The fog of war is unusually dense in Afghanistan. When it lifts, as it does today with the Guardian's publication of selections from a leaked trove of secret US military logs, a very different landscape is revealed from the one with which we have become familiar. These war logs – written in the heat of engagement – show a conflict that is brutally messy, confused and immediate. It is in some contrast with the tidied-up and sanitised "public" war, as glimpsed through official communiques as well as the necessarily limited snapshots of embedded reporting.
The war logs consist of more than 92,000 records of actions of the US military in Afghanistan between January 2004 and December 2009. The logs were sent to Wikileaks, the website which publishes untraceable material from whistleblowers. In a collaboration with the New York Times and Der Spiegel, the Guardian has spent weeks sifting through this ocean of data, which has gradually yielded the hidden texture and human horror stories inflicted day to day during an often clumsily prosecuted war. It is important to treat the material for what it is: a contemporaneous catalogue of conflict. Some of the more lurid intelligence reports are of doubtful provenance: some aspects of the coalition's recording of civilian deaths appear unreliable. The war logs – classified as secret – are encyclopedic but incomplete. We have removed any material which threatens the safety of troops, local informants and collaborators.

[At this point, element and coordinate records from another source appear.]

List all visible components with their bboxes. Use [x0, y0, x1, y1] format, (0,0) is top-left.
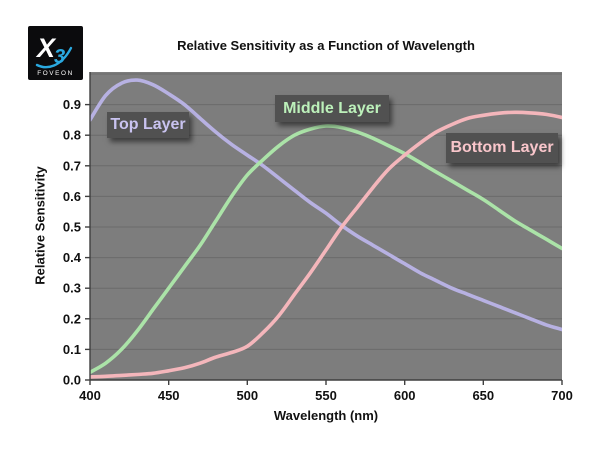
x-tick-label: 550 — [315, 388, 337, 403]
middle-layer-label: Middle Layer — [275, 95, 389, 122]
foveon-logo: X 3 FOVEON — [28, 26, 83, 80]
y-tick-label: 0.1 — [63, 342, 81, 357]
y-axis-title: Relative Sensitivity — [32, 166, 48, 285]
logo-swoosh-icon — [35, 46, 73, 69]
x-tick-label: 500 — [236, 388, 258, 403]
x-tick-label: 450 — [158, 388, 180, 403]
x-tick-label: 650 — [472, 388, 494, 403]
y-tick-labels: 0.0 0.1 0.2 0.3 0.4 0.5 0.6 0.7 0.8 0.9 — [63, 97, 82, 387]
y-tick-label: 0.0 — [63, 373, 81, 388]
curves — [90, 78, 562, 379]
x-tick-label: 400 — [79, 388, 101, 403]
bottom-layer-curve — [90, 110, 562, 379]
y-tick-label: 0.8 — [63, 128, 81, 143]
y-tick-label: 0.6 — [63, 189, 81, 204]
y-tick-label: 0.9 — [63, 97, 81, 112]
y-tick-label: 0.2 — [63, 311, 81, 326]
y-tick-label: 0.4 — [63, 250, 82, 265]
y-tick-label: 0.7 — [63, 158, 81, 173]
logo-brand-text: FOVEON — [37, 70, 74, 77]
middle-layer-curve — [90, 124, 562, 375]
tick-marks — [85, 103, 563, 385]
bottom-layer-label: Bottom Layer — [446, 133, 558, 163]
x-axis-title: Wavelength (nm) — [273, 408, 379, 423]
x-tick-label: 700 — [551, 388, 573, 403]
y-tick-label: 0.5 — [63, 220, 81, 235]
foveon-logo-graphic: X 3 FOVEON — [28, 26, 83, 80]
y-tick-label: 0.3 — [63, 281, 81, 296]
logo-three-glyph: 3 — [54, 46, 65, 68]
x-tick-label: 600 — [394, 388, 416, 403]
top-layer-label: Top Layer — [107, 112, 189, 138]
chart-title: Relative Sensitivity as a Function of Wa… — [177, 38, 475, 53]
top-layer-curve — [90, 78, 562, 332]
logo-x-glyph: X — [35, 33, 57, 63]
x-tick-labels: 400 450 500 550 600 650 700 — [79, 388, 573, 403]
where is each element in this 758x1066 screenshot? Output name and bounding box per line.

With these caveats, the collective picture that emerges is a very disturbing one. We today learn of nearly 150 incidents in which coalition forces, including British troops, have killed or injured civilians, most of which have never been reported; of hundreds of border clashes between Afghan and Pakistani troops, two armies which are supposed to be allies; of the existence of a special forces unit whose tasks include killing Taliban and al-Qaida leaders; of the slaughter of civilians caught by the Taliban's improvised explosive devices; and of a catalogue of incidents where coalition troops have fired on and killed each other or fellow Afghans under arms.
Reading these logs, many may suspect there is sometimes a casual disregard for the lives of innocents. A bus that fails to slow for a foot patrol is raked with gunfire, killing four passengers and wounding 11 others. The documents tell how, in going after a foreign fighter, a special forces unit ended up with seven dead children. The infants were not their immediate priority. A report marked "Noforn" (not for foreign elements of the coalition) suggests their main concern was to conceal the mobile rocket system that had just been used.
In these documents, Iran's and Pakistan's intelligence agencies run riot. Pakistan's Inter-Services Intelligence (ISI) is linked to some of the war's most notorious commanders. The ISI is alleged to have sent 1,000 motorbikes to the warlord Jalaluddin Haqqani for suicide attacks in Khost and Logar provinces, and to have been implicated in a sensational range of plots, from attempting to assassinate President Hamid Karzai to poisoning the beer supply of western troops. These reports are unverifiable and could be part of a barrage of false information provided by Afghan intelligence. But yesterday's White House response to the claims that elements of the Pakistan army had been so specifically linked to the militants made it plain that the status quo is unacceptable. It said that safe havens for militants within Pakistan continued to pose "an intolerable threat" to US forces. However you cut it, this is not an Afghanistan that either the US or Britain is about to hand over gift-wrapped with pink ribbons to a sovereign national government in Kabul. Quite the contrary. After nine years of warfare, the chaos threatens to overwhelm. A war fought ostensibly for the hearts and minds of Afghans cannot be won like this.